BON USAGE DES CHAMBRES D’INHALATION CHEZ L’ENFANT

→ Utilisation : installer l’enfant au calme, de préférence en position semi-assise (en position allongée le passage des particules vers l’arbre bronchique se fait moins bien). Oter le capuchon de l’aérosol et le secouer avant de l’introduire dans la chambre.

En fonction de l’âge, placer le masque facial sur le visage de l’enfant en veillant à une bonne étanchéité, ou demander à l’enfant de pincer les lèvres sur l’embout buccal et de se pincer le nez (pour qu’il ne soit pas tenté de respirer uniquement pas le nez). Presser l’aérosol. Maintenir la chambre à l’horizontale et laisser l’enfant respirer dans la chambre (le nombre d’inspiration, dépend de l’âge de l’enfant, de l’amplitude des inspirations et de la longueur de la chambre). La respiration ne doit pas être rapide. Ne pas parler pendant l’inhalation. S’assurer que les valves bougent à chaque respiration.

→ Entretien : laver le masque après chaque utilisation à l’eau tiède savonneuse. Démonter la chambre et la laver 1 fois par semaine en la trempant dans de l’eau tiède savonneuse. Si la chambre est en polycarbonate (AeroChamber Plus, L’Espace) ou en plastique (Able Spacer, Babyhaler, Tips-haler), il ne faut pas la rincer pour éviter l’adhérence ultérieure des principes actifs sur la paroi de la chambre et optimiser ainsi l’efficacité du traitement. Les chambres en aluminium (Vortex) ou en silicone (Itinhaler) ne sont pas électrostatiques et peuvent être rincées. Laisser sécher à l’air libre sans essuyer pour éviter l’électrostatisme.

ATTITUDE À TENIR À L’OFFICINE EN CAS DE MAUVAIS CONTRÔLE DE L’ASTHME

→ Etre vigilant face aux demandes réitérées de β-2-stimulant d’action rapide, signe de mauvais contrôle de la maladie.

→ Suspecter une inobservance du traitement de fond : oubli, incompréhension du traitement, mauvaise utilisation des dispositifs d’inhalation (vérifier régulièrement la technique, demander au patient d’en faire la démonstration sur des dispositifs placebo pour repérer les erreurs), corticophobie.
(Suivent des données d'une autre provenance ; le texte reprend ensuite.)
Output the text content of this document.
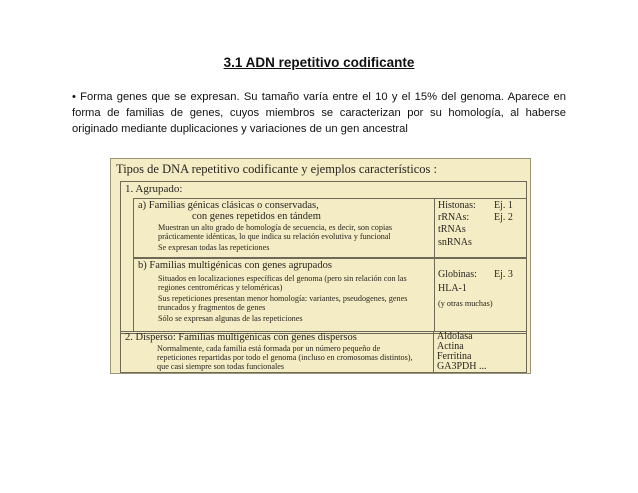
3.1 ADN repetitivo codificante
• Forma genes que se expresan. Su tamaño varía entre el 10 y el 15% del genoma. Aparece en forma de familias de genes, cuyos miembros se caracterizan por su homología, al haberse originado mediante duplicaciones y variaciones de un gen ancestral
Tipos de DNA repetitivo codificante y ejemplos característicos :
1. Agrupado:
a) Familias génicas clásicas o conservadas,
con genes repetidos en tándem
Muestran un alto grado de homología de secuencia, es decir, son copias
prácticamente idénticas, lo que indica su relación evolutiva y funcional
Se expresan todas las repeticiones
Histonas:
rRNAs:
tRNAs
snRNAs
Ej. 1
Ej. 2
b) Familias multigénicas con genes agrupados
Situados en localizaciones específicas del genoma (pero sin relación con las
regiones centroméricas y teloméricas)
Sus repeticiones presentan menor homología: variantes, pseudogenes, genes
truncados y fragmentos de genes
Sólo se expresan algunas de las repeticiones
Globinas:
HLA-1
(y otras muchas)
Ej. 3
2. Disperso: Familias multigénicas con genes dispersos
Normalmente, cada familia está formada por un número pequeño de
repeticiones repartidas por todo el genoma (incluso en cromosomas distintos),
que casi siempre son todas funcionales
Aldolasa
Actina
Ferritina
GA3PDH ...
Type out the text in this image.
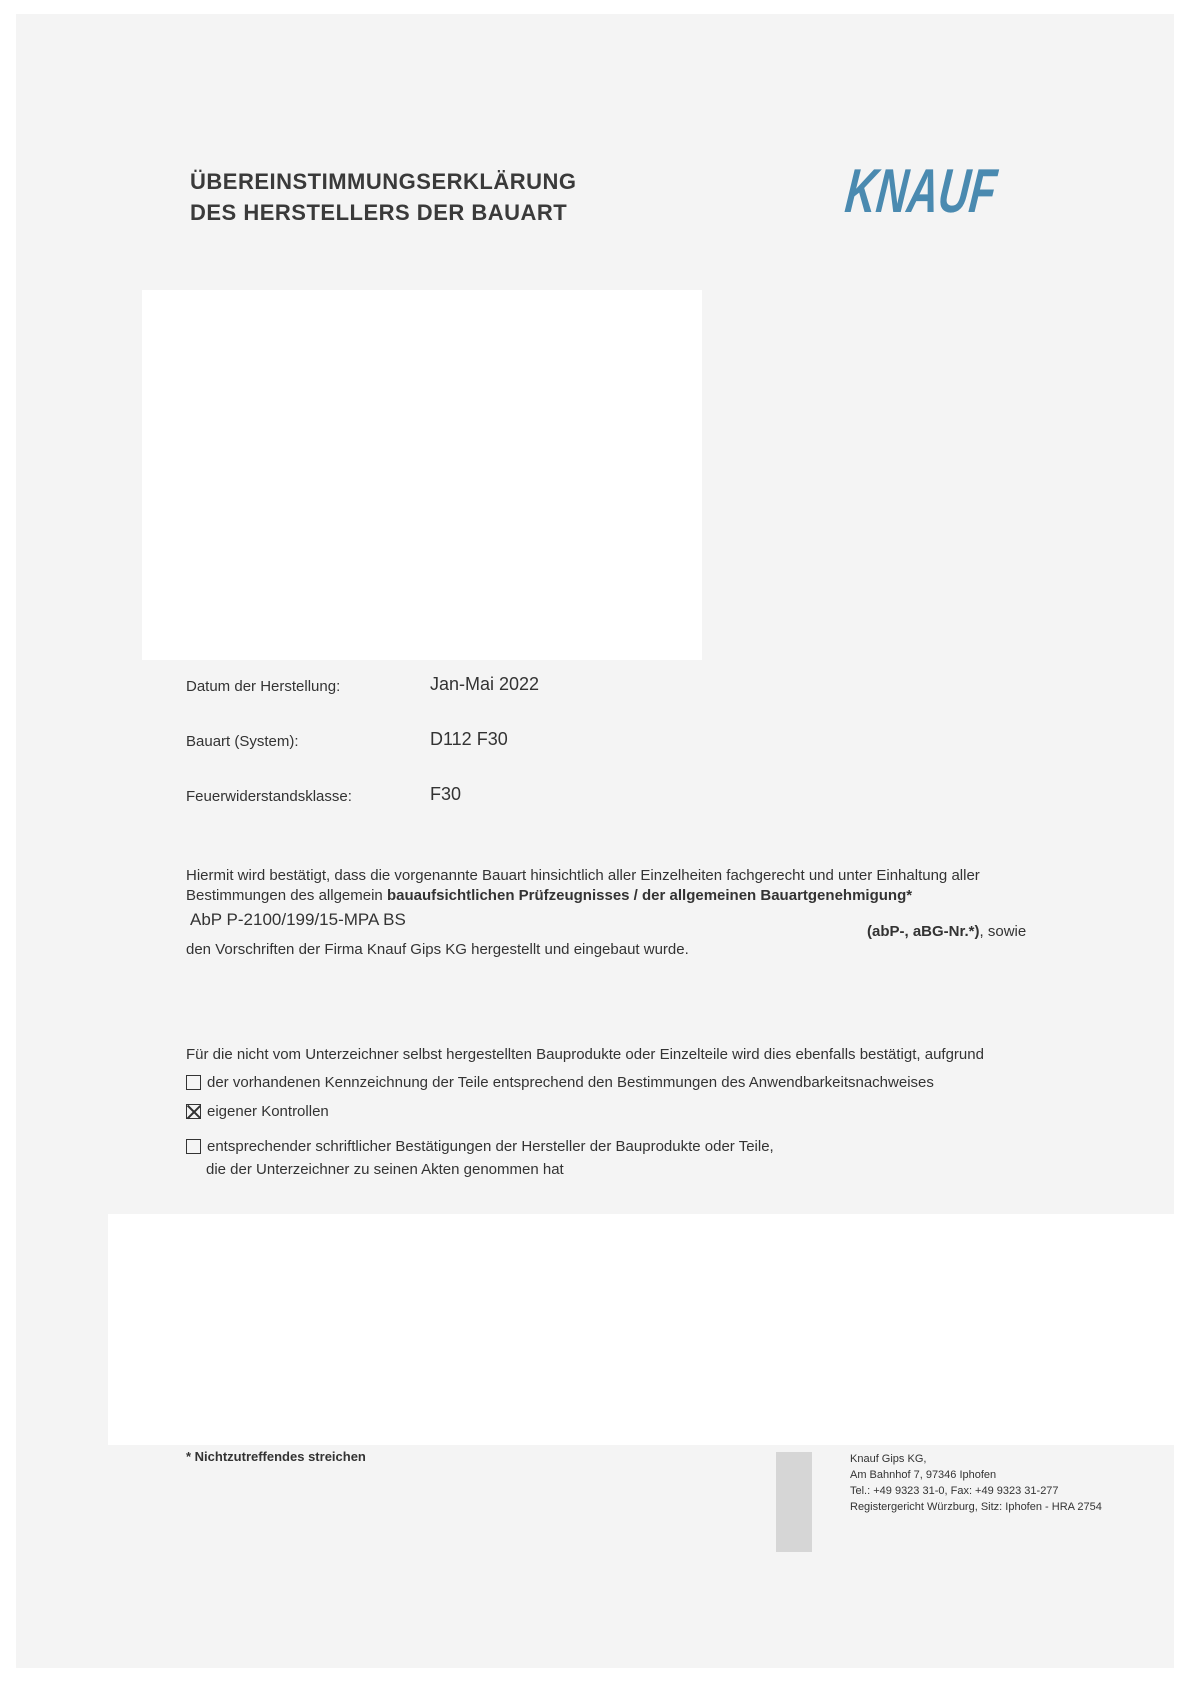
ÜBEREINSTIMMUNGSERKLÄRUNG
DES HERSTELLERS DER BAUART	KNAUF
Datum der Herstellung:	Jan-Mai 2022
Bauart (System):	D112 F30
Feuerwiderstandsklasse:	F30
Hiermit wird bestätigt, dass die vorgenannte Bauart hinsichtlich aller Einzelheiten fachgerecht und unter Einhaltung aller
Bestimmungen des allgemein bauaufsichtlichen Prüfzeugnisses / der allgemeinen Bauartgenehmigung*
AbP P-2100/199/15-MPA BS
(abP-, aBG-Nr.*), sowie
den Vorschriften der Firma Knauf Gips KG hergestellt und eingebaut wurde.
Für die nicht vom Unterzeichner selbst hergestellten Bauprodukte oder Einzelteile wird dies ebenfalls bestätigt, aufgrund
der vorhandenen Kennzeichnung der Teile entsprechend den Bestimmungen des Anwendbarkeitsnachweises
eigener Kontrollen
entsprechender schriftlicher Bestätigungen der Hersteller der Bauprodukte oder Teile,
die der Unterzeichner zu seinen Akten genommen hat
* Nichtzutreffendes streichen	Knauf Gips KG,
Am Bahnhof 7, 97346 Iphofen
Tel.: +49 9323 31-0, Fax: +49 9323 31-277
Registergericht Würzburg, Sitz: Iphofen - HRA 2754
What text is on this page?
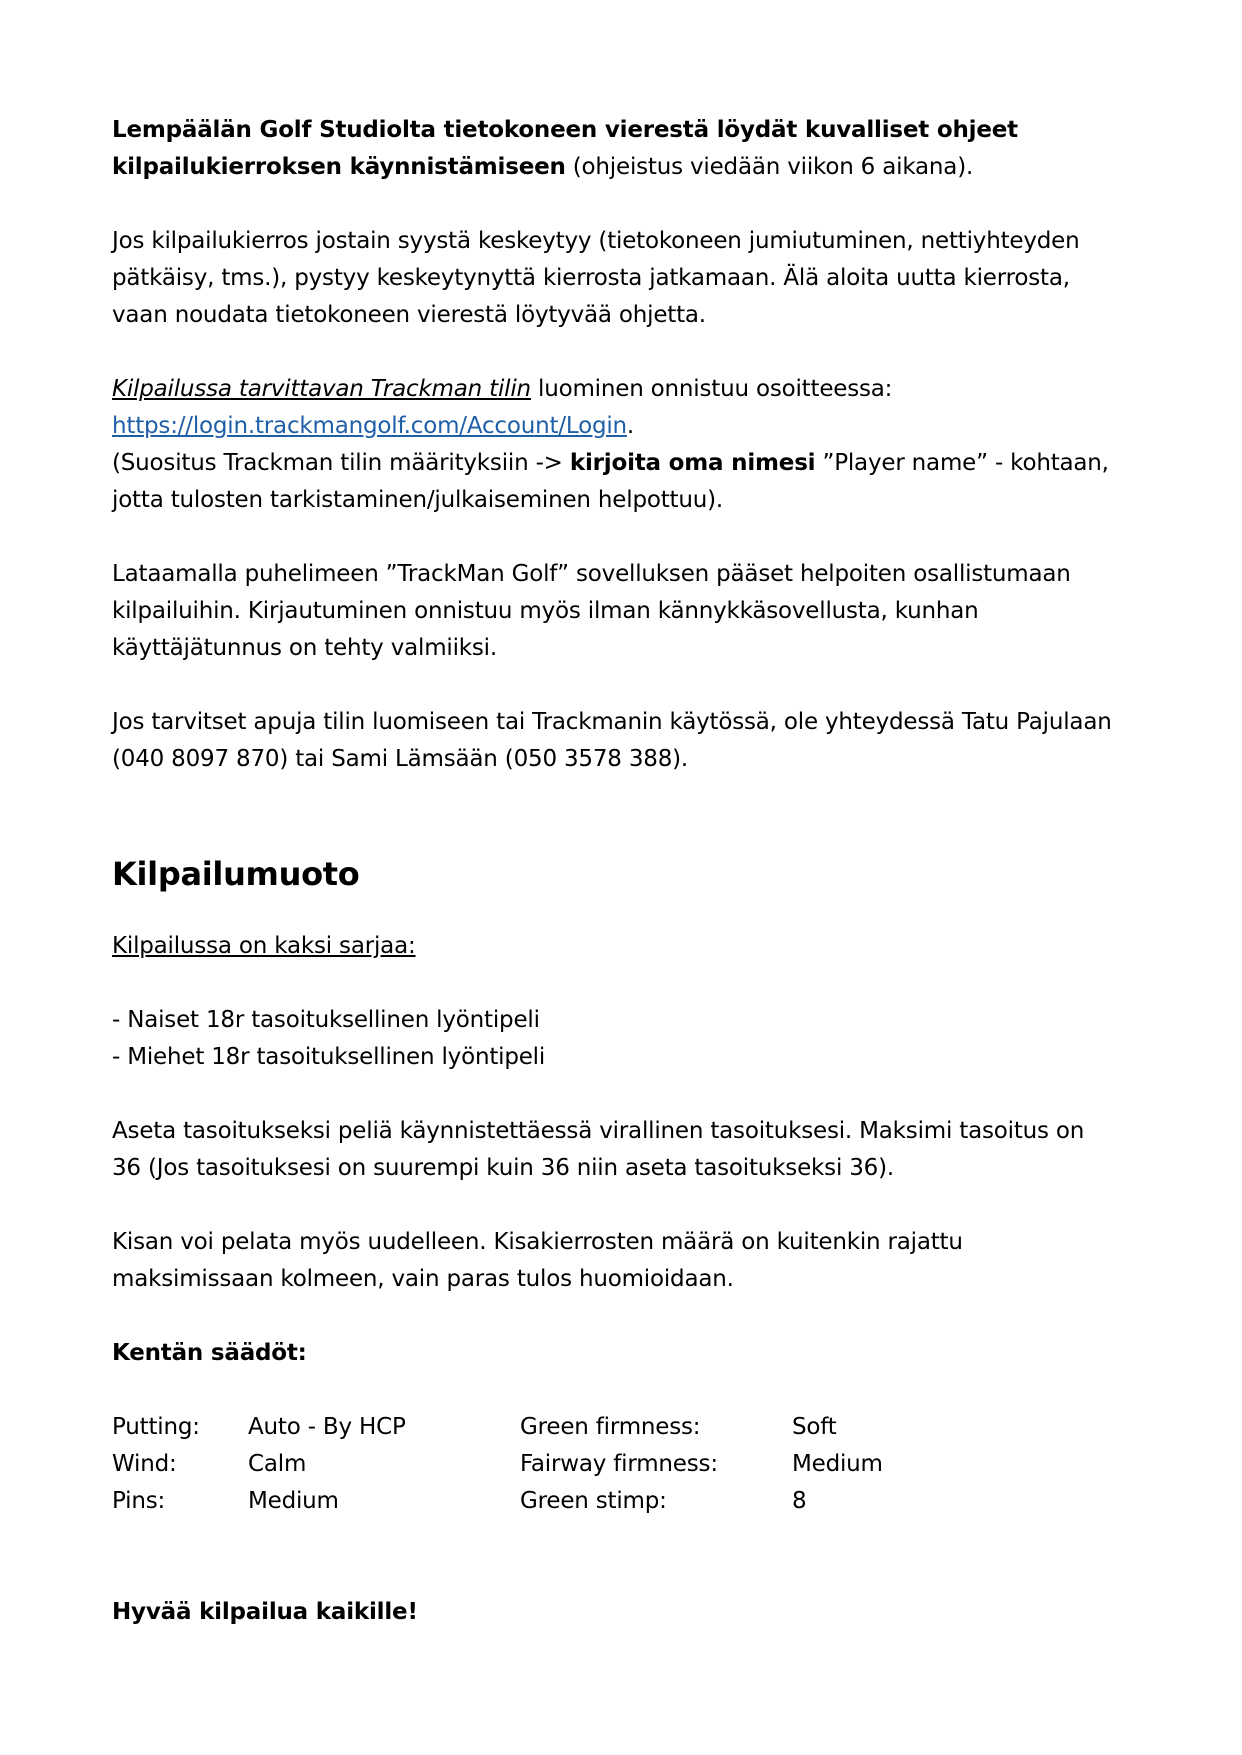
Lempäälän Golf Studiolta tietokoneen vierestä löydät kuvalliset ohjeet kilpailukierroksen käynnistämiseen (ohjeistus viedään viikon 6 aikana).

Jos kilpailukierros jostain syystä keskeytyy (tietokoneen jumiutuminen, nettiyhteyden pätkäisy, tms.), pystyy keskeytynyttä kierrosta jatkamaan. Älä aloita uutta kierrosta, vaan noudata tietokoneen vierestä löytyvää ohjetta.

Kilpailussa tarvittavan Trackman tilin luominen onnistuu osoitteessa:

https://login.trackmangolf.com/Account/Login.

(Suositus Trackman tilin määrityksiin -> kirjoita oma nimesi ”Player name” - kohtaan, jotta tulosten tarkistaminen/julkaiseminen helpottuu).

Lataamalla puhelimeen ”TrackMan Golf” sovelluksen pääset helpoiten osallistumaan kilpailuihin. Kirjautuminen onnistuu myös ilman kännykkäsovellusta, kunhan käyttäjätunnus on tehty valmiiksi.

Jos tarvitset apuja tilin luomiseen tai Trackmanin käytössä, ole yhteydessä Tatu Pajulaan (040 8097 870) tai Sami Lämsään (050 3578 388).

Kilpailumuoto

Kilpailussa on kaksi sarjaa:

- Naiset 18r tasoituksellinen lyöntipeli

- Miehet 18r tasoituksellinen lyöntipeli

Aseta tasoitukseksi peliä käynnistettäessä virallinen tasoituksesi. Maksimi tasoitus on 36 (Jos tasoituksesi on suurempi kuin 36 niin aseta tasoitukseksi 36).

Kisan voi pelata myös uudelleen. Kisakierrosten määrä on kuitenkin rajattu maksimissaan kolmeen, vain paras tulos huomioidaan.

Kentän säädöt:

Putting:	Auto - By HCP	Green firmness:	Soft
Wind:	Calm	Fairway firmness:	Medium
Pins:	Medium	Green stimp:	8

Hyvää kilpailua kaikille!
→ Revoir avec le patient les conseils pour contrôler l’environnement : lutter contre le tabagisme (y compris passif), maintenir la température de la chambre entre + 18 et + 19 °C, aérer quotidiennement pendant 15 minutes l’habitat, dépoussiérer avec un chiffon humide, privilégier le carrelage, laver fréquemment les sols à l’eau de javel diluée (effet antimoisissure) et les aspirer (filtre Hepa, à haute efficacité pour les particules aériennes), utiliser des couettes et oreillers sans plumes avec des housses antiacariens, éviter les plantes d’intérieur et les produits en sprays dont les gaz sont irritants (laques, déodorants, produits ménagers), etc.

→ S’assurer que les comorbidités (reflux gastro-œsophagien, rhinite allergique, sinusite, obésité) soient recherchées et traitées.

→ Avoir le « réflexe iatrogénique », suspecter une cause iatrogène à l’altération du contrôle de l’asthme : â-bloquants (même en collyre), antitussifs, prise d’aspirine ou d’anti-inflammatoires non stéroïdiens (AINS) chez un intolérant à ces molécules (asthme de Widal).

→ Orienter le patient vers un médecin pour réévaluer le traitement et éventuellement l’intensifier.

ANTIASTHMATIQUES ET ALLAITEMENT

– Les formes inhalées doivent être autant que possible privilégiées chez la femme allaitante.

– Les corticoïdes inhalés sont bien tolérés et peuvent être utilisés au cours de l’allaitement, de même que les β-2 mimétiques inhalés d’action courte ou longue.

– Les corticoïdes oraux passent en quantité minime dans le lait maternel. Cependant selon le Crat, à des doses supérieures à 60 mg/j pendant une durée supérieure à 1 semaine de corticothérapie orale (ou après une injection par voie intraveineuse de méthylprednisolone), il est préférable d’attendre 4 heures entre la prise du corticoïde et la tétée.

– Le montélukast ne sera utilisé que si nécessaire (manque de données).

– La théophylline passe dans le lait maternel et peut être responsable d’irritabilité et nervosité du nourrisson.

– Pour l’omalizumab et les bronchodilatateurs anticholinergiques, les données sont divergentes : selon le Crat, leur utilisation est envisageable si nécessaire, mais selon les RCP, ils ne sont pas recommandés.